Ontem, Cunha disse ter recebido a gravação de um policial federal. Segundo ele, a cúpula da Polícia Federal teria armado o diálogo para prejudicá-lo. No entanto, ponderou que pode haver uma disputa de poder na corporação. Por isso, citou nomes apenas para o ministro interino da Justiça, Marivaldo Pereira. Depois, pelo Twitter, reforçou que não acusou o governo de atuar em favor de Chinaglia e disse não ter comprado versões sobre o caso. Mesmo assim, ao convocar a imprensa para revelar a situação, deixou integrantes do governo irritados.

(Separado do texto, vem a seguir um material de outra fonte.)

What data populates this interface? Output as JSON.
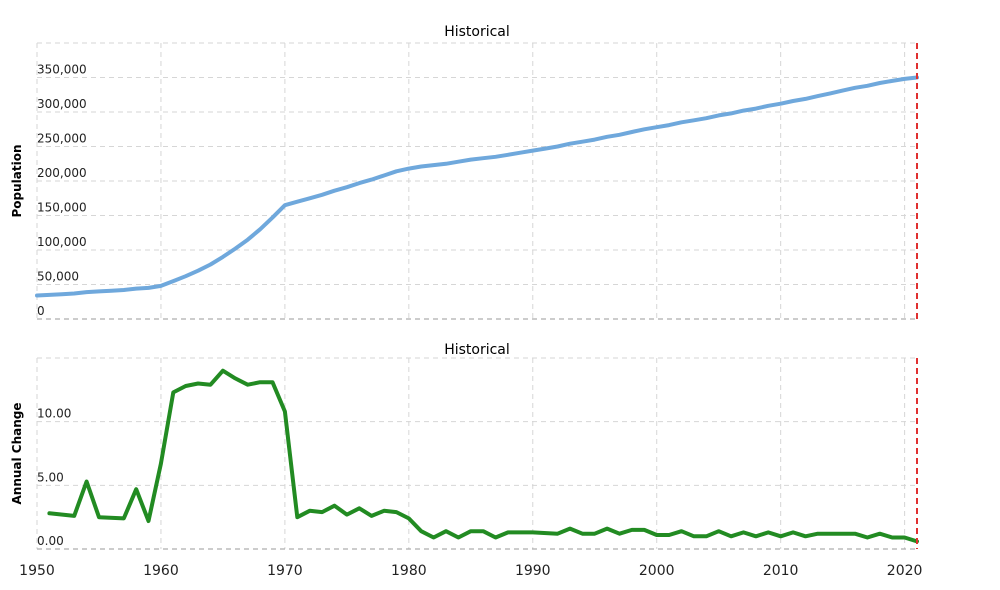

"Esta acusação é absolutamente indevida", disse Fontana. Para ele, é "algo inaceitável" convocar a imprensa e mostrar a gravação, assim como a tentativa de envolver o governo no caso. "Uma coisa é pedir investigação (...) mas não imediatamente politizar isso. Quem é candidato deve esta preparado para ganhar ou perder. (...) Não é nada democrático", comentou, acrescentando que "não há cooptação" de aliados com oferecimento de cargos em troca do voto em Chinaglia. "[A disputa na Câmara] não tem vínculo de formação de governo."

Indecisos

Para o líder do governo, um dos principais coordenadores da campanha de Chinaglia, o resultado da eleição pela presidência da Câmara é "imponderável". Segundo ele, existem entre 150 e 200 deputados que ainda não decidiram em quem votar em 1 de fevereiro. Quase metade dos integrantes da Casa são novatos ou que não foram eleitos em 2010. Por isso, ele considera que o lançamento precoce da campanha de Cunha pode favorecer o candidato petista.

Na visão do líder governista, a candidatura de Cunha passa por um "momento de fragilização". Por isso, ele também critica o fato de Cunha adiantar que haverá sequelas caso Chinaglia vença a disputa. "O que não pode, seja o PSDB ou o Eduardo, é impugnar os votos que o Arlindo conseguir", comentou Fontana.